Sure enough, the idyllic location is actually a snatch zone for a local doctor who harvests organs. Our photogenic protagonists wake up to find they’ve merely been robbed, while the doc’s henchmen nab a less fortunate Swedish couple who are accidentally killed during the extraction process. The doctor is left with no option but to lure the others to his mountaintop lair and prepare for some dangerously unsanitary surgery.

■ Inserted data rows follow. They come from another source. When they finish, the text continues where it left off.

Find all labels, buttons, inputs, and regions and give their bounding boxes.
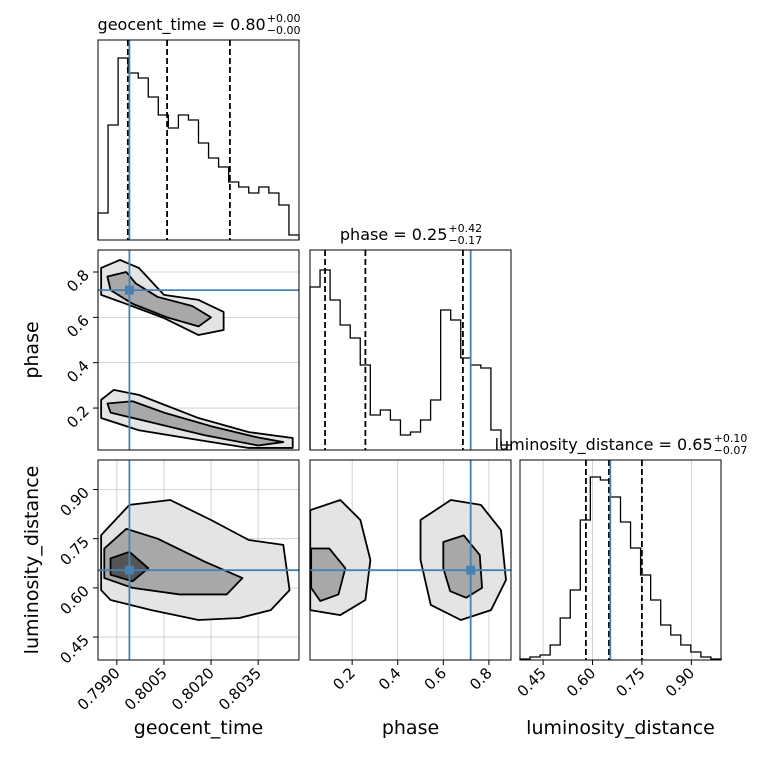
panel-frame — [309, 249, 512, 451]
y-tick-label: 0.4 — [63, 357, 93, 387]
contour — [442, 534, 483, 599]
panel-title: luminosity_distance = 0.65 — [495, 435, 713, 455]
panel-frame — [97, 459, 300, 661]
truth-marker — [124, 285, 134, 295]
panel-frame — [519, 459, 722, 661]
x-axis-label: phase — [382, 717, 439, 739]
panel-frame — [309, 459, 512, 661]
y-tick-label: 0.8 — [63, 266, 93, 296]
panel-background — [310, 250, 511, 450]
y-tick-label: 0.90 — [56, 484, 92, 520]
histogram-step — [519, 476, 722, 660]
panel-background — [520, 460, 721, 660]
histogram-step — [309, 269, 512, 450]
contour — [106, 400, 285, 447]
contour — [103, 527, 244, 596]
y-tick-label: 0.60 — [56, 582, 92, 618]
y-tick-label: 0.45 — [56, 631, 92, 667]
panel-frame — [97, 249, 300, 451]
y-tick-label: 0.2 — [63, 402, 93, 432]
x-tick-label: 0.8 — [466, 664, 496, 694]
x-tick-label: 0.8035 — [215, 664, 265, 714]
title-upper: +0.42 — [448, 222, 482, 235]
panel-title: phase = 0.25 — [340, 225, 447, 244]
panel-title: geocent_time = 0.80 — [98, 15, 266, 35]
truth-marker — [466, 565, 476, 575]
y-axis-label: luminosity_distance — [21, 466, 43, 655]
title-upper: +0.00 — [267, 12, 301, 25]
title-upper: +0.10 — [714, 432, 748, 445]
x-tick-label: 0.7990 — [74, 664, 124, 714]
x-tick-label: 0.75 — [612, 664, 648, 700]
x-axis-label: luminosity_distance — [526, 717, 715, 739]
title-lower: −0.00 — [267, 24, 301, 37]
y-tick-label: 0.6 — [63, 311, 93, 341]
x-tick-label: 0.8005 — [121, 664, 171, 714]
title-lower: −0.07 — [714, 444, 748, 457]
y-tick-label: 0.75 — [56, 533, 92, 569]
title-lower: −0.17 — [448, 234, 482, 247]
x-tick-label: 0.6 — [421, 664, 451, 694]
x-tick-label: 0.8020 — [168, 664, 218, 714]
x-tick-label: 0.4 — [375, 664, 405, 694]
y-axis-label: phase — [21, 321, 43, 378]
x-tick-label: 0.45 — [514, 664, 550, 700]
panel-frame — [97, 39, 300, 241]
x-tick-label: 0.90 — [662, 664, 698, 700]
x-tick-label: 0.2 — [329, 664, 359, 694]
x-tick-label: 0.60 — [563, 664, 599, 700]
contour — [106, 271, 212, 328]
contour — [310, 547, 347, 602]
truth-marker — [124, 565, 134, 575]
x-axis-label: geocent_time — [134, 717, 263, 739]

“Turistas” fails in almost every way a movie like this can. For starters, there’s the patently absurd set-up. I mean, unless the staff at the beach club is in the habit of causing regularly scheduled bus crashes, they’re in way too remote of a locale to function as an effective lure for the young and soon-to-be organless. Worse, the lair of the evil doctor is – we’re told – a mere ten hour slog up a mountain (the doctor himself uses a helicopter). It stretches credibility to accept that these particular tourists are up for an all-day hike without shoes or food and suffering from post-roofie hangovers. Given the hoops potential victims would apparently have to jump through, anyone worried about negative impact “Turistas” may have on the Brazilian tourist trade can rest easy. I feel pretty safe saying the average coed on a Saturday night in metro Los Angeles has a greater chance of meeting with foul play than anyone traveling to Recife for a little r and r.

Then there’s the issue of pacing. For all the hype about this being an equatorial “Hostel,” “Turistas” takes its sweet-a*s time getting down to business. An hour into the movie, we’re still waiting for the cutting to start (not a good sign when the running time is less than 90 minutes). When it finally does, the doctor actually has another victim in the operating room whose sole purpose is to serve as an audience for his monologue. And what could possibly be the doctor’s justification for his heinous acts? It seems whites have been taking from Brazil for so long, he decided to take a little back by stealing their organs for the country’s poor. A noble goal, I guess, but it’d be more historically accurate if the dude operated primarily on Portuguese tourists. That, or Stockwell should’ve set the movie in Guatemala and said the doctor’s family had been ruined by United Fruit.

“Turistas” isn’t so much a “Hostel” rip-off as it is a South Americanized “Most Dangerous Game” (O Jogo O Mais Perigoso, if you prefer). Aside from one brief surgery, the bulk of the film’s third act consists of the doctor and his thugs chasing the surviving characters through an underwater cave system (Stockman must have seen “The Deep” a million times as a kid) that is shot in such a bafflingly incoherent matter it’s almost impossible to tell what the hell is going on. The only thing to recommend “Turistas” (aside from the toothsome Melissa George) is the deceptively minimal amount of gore. You’ll see more entrails in the average episode of “CSI: Ad Nauseum,” meaning a lot of torture-porn aficionados are going to be throwing their money away, and that’s always funny.